Many health insurers have been establishing themselves as nonprofit companies since the Depression era, but they may have to make some changes if they hope to continue competing in the current health insurance market, reported Marketplace.
"They've never been that kind of warm and friendly, small mutual-type health insurance," Tom Baker of the University of Pennsylvania Law School told Marketplace. "They were set up as nonprofits as a way of justifying their monopoly power, making doctors more comfortable with the idea that they might be deciding whether to pay for things or not."
Now, nonprofit insurers are under increased scrutiny. Blue Shield of California recently lost its tax-exempt status because its operations weren't exclusively for civic betterment or social welfare. State auditors also pointed to the fact that the insurer boasts more than $4 billion in "extraordinarily high" surpluses, FierceHealthPayer previously reported.
But some industry experts aren't critical of their decision to stash money.
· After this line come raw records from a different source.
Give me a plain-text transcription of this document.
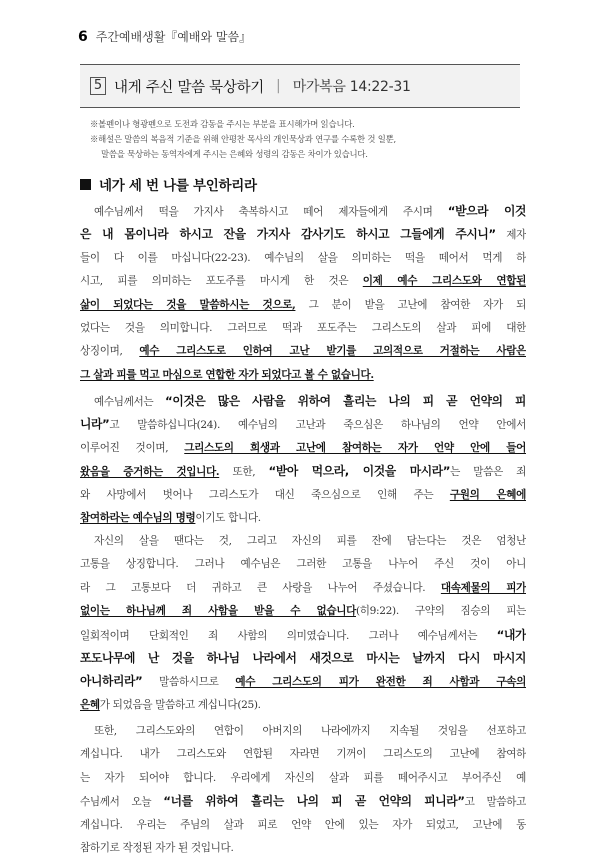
6 주간예배생활『예배와 말씀』
5 내게 주신 말씀 묵상하기 | 마가복음 14:22-31
※볼펜이나 형광펜으로 도전과 감동을 주시는 부분을 표시해가며 읽습니다.
※해설은 말씀의 복음적 기준을 위해 안평찬 목사의 개인묵상과 연구를 수록한 것 일뿐,
말씀을 묵상하는 동역자에게 주시는 은혜와 성령의 감동은 차이가 있습니다.
네가 세 번 나를 부인하리라
예수님께서 떡을 가지사 축복하시고 떼어 제자들에게 주시며 “받으라 이것
은 내 몸이니라 하시고 잔을 가지사 감사기도 하시고 그들에게 주시니” 제자
들이 다 이를 마십니다(22-23). 예수님의 살을 의미하는 떡을 떼어서 먹게 하
시고, 피를 의미하는 포도주를 마시게 한 것은 이제 예수 그리스도와 연합된
삶이 되었다는 것을 말씀하시는 것으로, 그 분이 받을 고난에 참여한 자가 되
었다는 것을 의미합니다. 그러므로 떡과 포도주는 그리스도의 살과 피에 대한
상징이며, 예수 그리스도로 인하여 고난 받기를 고의적으로 거절하는 사람은
그 살과 피를 먹고 마심으로 연합한 자가 되었다고 볼 수 없습니다.
예수님께서는 “이것은 많은 사람을 위하여 흘리는 나의 피 곧 언약의 피
니라”고 말씀하십니다(24). 예수님의 고난과 죽으심은 하나님의 언약 안에서
이루어진 것이며, 그리스도의 희생과 고난에 참여하는 자가 언약 안에 들어
왔음을 증거하는 것입니다. 또한, “받아 먹으라, 이것을 마시라”는 말씀은 죄
와 사망에서 벗어나 그리스도가 대신 죽으심으로 인해 주는 구원의 은혜에
참여하라는 예수님의 명령이기도 합니다.
자신의 살을 땐다는 것, 그리고 자신의 피를 잔에 담는다는 것은 엄청난
고통을 상징합니다. 그러나 예수님은 그러한 고통을 나누어 주신 것이 아니
라 그 고통보다 더 귀하고 큰 사랑을 나누어 주셨습니다. 대속제물의 피가
없이는 하나님께 죄 사함을 받을 수 없습니다(히9:22). 구약의 짐승의 피는
일회적이며 단회적인 죄 사함의 의미였습니다. 그러나 예수님께서는 “내가
포도나무에 난 것을 하나님 나라에서 새것으로 마시는 날까지 다시 마시지
아니하리라” 말씀하시므로 예수 그리스도의 피가 완전한 죄 사함과 구속의
은혜가 되었음을 말씀하고 계십니다(25).
또한, 그리스도와의 연합이 아버지의 나라에까지 지속될 것임을 선포하고
계십니다. 내가 그리스도와 연합된 자라면 기꺼이 그리스도의 고난에 참여하
는 자가 되어야 합니다. 우리에게 자신의 살과 피를 떼어주시고 부어주신 예
수님께서 오늘 “너를 위하여 흘리는 나의 피 곧 언약의 피니라”고 말씀하고
계십니다. 우리는 주님의 살과 피로 언약 안에 있는 자가 되었고, 고난에 동
참하기로 작정된 자가 된 것입니다.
In fact, Jill Horwitz at UCLA School of Law doesn't think nonprofits like Blue Shield of California that are holding onto cash for business reasons are necessarily violating their nonprofit mission.
"I would have been more concerned if we saw a lot of spending on atriums and big bonuses and offices and things like that," she said. "But what we're seeing is cash in the bank being held, and that doesn't strike me, on its face, as such a bad thing."
And given the consolidation trend among big insurers, including the recent Aetna-Humana deal, nonprofit insurers may have to consider mergers and acquisitions to stay competitive.
They could need the M&As to expand their business lines to compete for more contracts with providers and streamline operations, Steve Zaharuk, senior vice president at Moody's Investors Service, told Marketplace.
Perhaps that's one reason why Blue Shield of California is acquiring Monterey Park-based nonprofit insurer Care1st.